“This is not just an airport. It’s a monument to victory,” is how posters around the terminal describe Istanbul’s colossal new airport.
That remains to be seen. After starting on Friday, Turkish Airlines will have a 45-hour window to complete one of the most complex logistical projects in history, as it switches its entire operation to the new Istanbul airport from its existing hub at Atatürk international airport.
Planners are calling this weekend move “the Big Bang”: a total of 10,000 pieces of equipment, from planes to huge aircraft-towing vehicles to fragile security sensors, will be moved from Atatürk to the new airport’s location, 30km north on the Black Sea. In just two days’ time, all Turkish Airlines flights will be expected to arrive and depart from the new site.

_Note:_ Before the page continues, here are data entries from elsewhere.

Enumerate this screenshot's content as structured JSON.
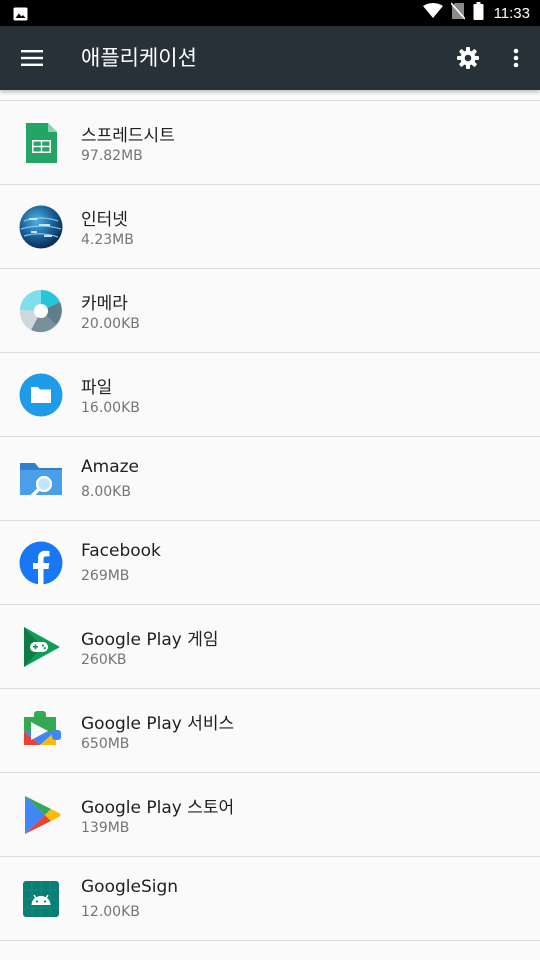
{
  "status_bar": {
    "time": "11:33",
    "icons": [
      "image-notification-icon",
      "wifi-icon",
      "no-sim-icon",
      "battery-icon"
    ]
  },
  "app_bar": {
    "title": "애플리케이션",
    "icons": [
      "menu-icon",
      "settings-gear-icon",
      "more-vert-icon"
    ],
    "background": "#263238"
  },
  "apps": [
    {
      "name": "스프레드시트",
      "size": "97.82MB",
      "icon": "sheets-icon"
    },
    {
      "name": "인터넷",
      "size": "4.23MB",
      "icon": "internet-globe-icon"
    },
    {
      "name": "카메라",
      "size": "20.00KB",
      "icon": "camera-aperture-icon"
    },
    {
      "name": "파일",
      "size": "16.00KB",
      "icon": "files-folder-icon"
    },
    {
      "name": "Amaze",
      "size": "8.00KB",
      "icon": "amaze-folder-search-icon"
    },
    {
      "name": "Facebook",
      "size": "269MB",
      "icon": "facebook-icon"
    },
    {
      "name": "Google Play 게임",
      "size": "260KB",
      "icon": "play-games-icon"
    },
    {
      "name": "Google Play 서비스",
      "size": "650MB",
      "icon": "play-services-icon"
    },
    {
      "name": "Google Play 스토어",
      "size": "139MB",
      "icon": "play-store-icon"
    },
    {
      "name": "GoogleSign",
      "size": "12.00KB",
      "icon": "android-app-icon"
    }
  ]
}
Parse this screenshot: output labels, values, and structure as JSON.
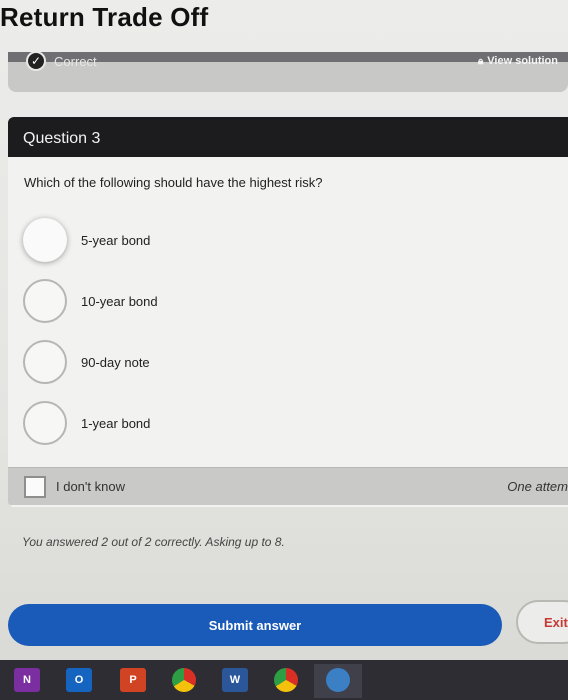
{
  "page": {
    "title": "Return Trade Off"
  },
  "status": {
    "label": "Correct",
    "view_solution": "View solution"
  },
  "question": {
    "header": "Question 3",
    "prompt": "Which of the following should have the highest risk?",
    "options": [
      {
        "label": "5-year bond",
        "selected": true
      },
      {
        "label": "10-year bond",
        "selected": false
      },
      {
        "label": "90-day note",
        "selected": false
      },
      {
        "label": "1-year bond",
        "selected": false
      }
    ],
    "dont_know": "I don't know",
    "attempts": "One attem"
  },
  "progress": "You answered 2 out of 2 correctly. Asking up to 8.",
  "actions": {
    "submit": "Submit answer",
    "exit": "Exit"
  },
  "taskbar": {
    "icons": [
      {
        "name": "onenote-icon",
        "glyph": "N",
        "color": "#7a2ea0"
      },
      {
        "name": "outlook-icon",
        "glyph": "O",
        "color": "#1565c0"
      },
      {
        "name": "powerpoint-icon",
        "glyph": "P",
        "color": "#d04423"
      },
      {
        "name": "chrome-icon",
        "glyph": "",
        "color": "#2e9e44"
      },
      {
        "name": "word-icon",
        "glyph": "W",
        "color": "#2b579a"
      },
      {
        "name": "chrome-icon-2",
        "glyph": "",
        "color": "#2e9e44"
      },
      {
        "name": "app-icon",
        "glyph": "",
        "color": "#3b7fc4"
      }
    ]
  },
  "colors": {
    "submit_bg": "#1a5ab8",
    "exit_text": "#c63a36",
    "header_bg": "#1c1c1e"
  }
}
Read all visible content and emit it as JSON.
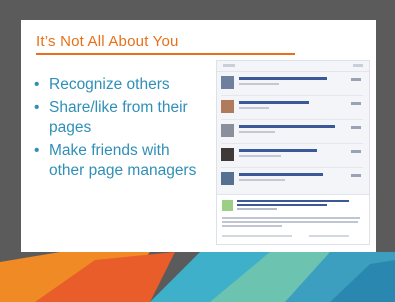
{
  "slide": {
    "title": "It’s Not All About You",
    "bullets": [
      "Recognize others",
      "Share/like from their pages",
      "Make friends with other page managers"
    ]
  },
  "colors": {
    "title": "#e8701a",
    "bullet_text": "#2f8fb8",
    "frame": "#5b5b5b",
    "card": "#ffffff"
  },
  "thumbnail": {
    "icon": "facebook-page-list-screenshot"
  }
}
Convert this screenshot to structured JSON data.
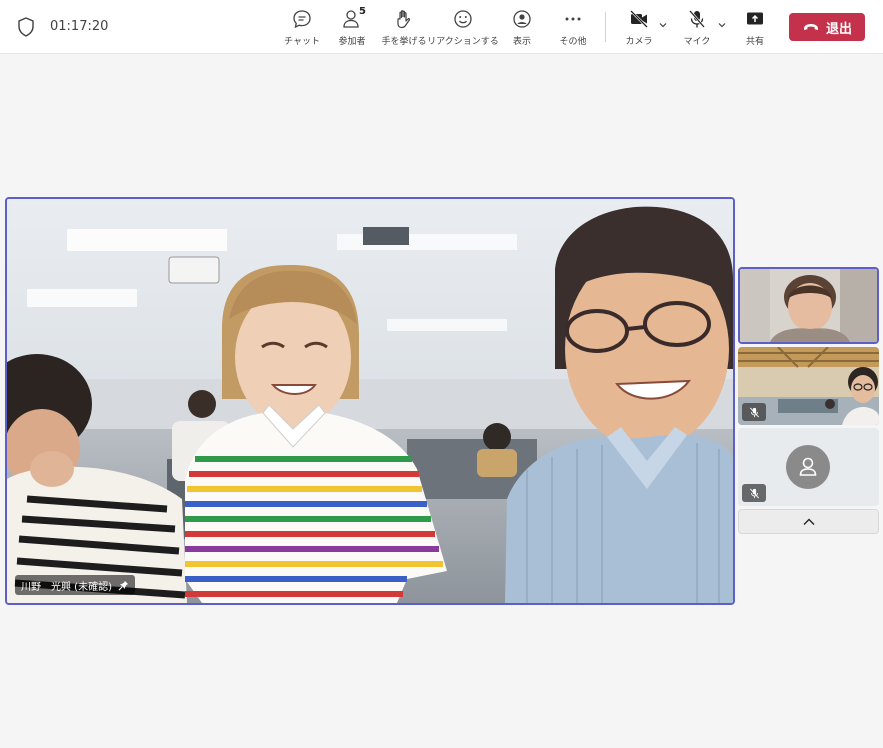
{
  "meeting": {
    "timer": "01:17:20"
  },
  "toolbar": {
    "chat_label": "チャット",
    "participants_label": "参加者",
    "participants_count": "5",
    "raise_hand_label": "手を挙げる",
    "react_label": "リアクションする",
    "view_label": "表示",
    "more_label": "その他",
    "camera_label": "カメラ",
    "mic_label": "マイク",
    "share_label": "共有",
    "leave_label": "退出"
  },
  "main_video": {
    "participant_name": "川野　光興 (未確認)"
  },
  "colors": {
    "accent": "#5b5fc7",
    "leave": "#c4314b"
  }
}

The stakes could not be higher. President Recep Tayyip Erdoğan’s 16 years in office have been characterised by his fondness for infrastructure megaprojects: new highways, mosques, ports and bridges – built to showcase the greatness of both Turkey and the president himself – have transformed the country. Though supposedly the engine of the economy, these projects are often finished at enormous cost to the taxpayer.
Erdoğan calls them his “crazy projects” and the new airport might be the biggest and craziest of all. When completed in 2027 at a projected cost of €7bln, it should be the busiest airport in the world by a large margin: six runways and four terminals will be able to accommodate 200 million passengers a year, dwarfing Turkey’s aviation hub rivals in the Gulf.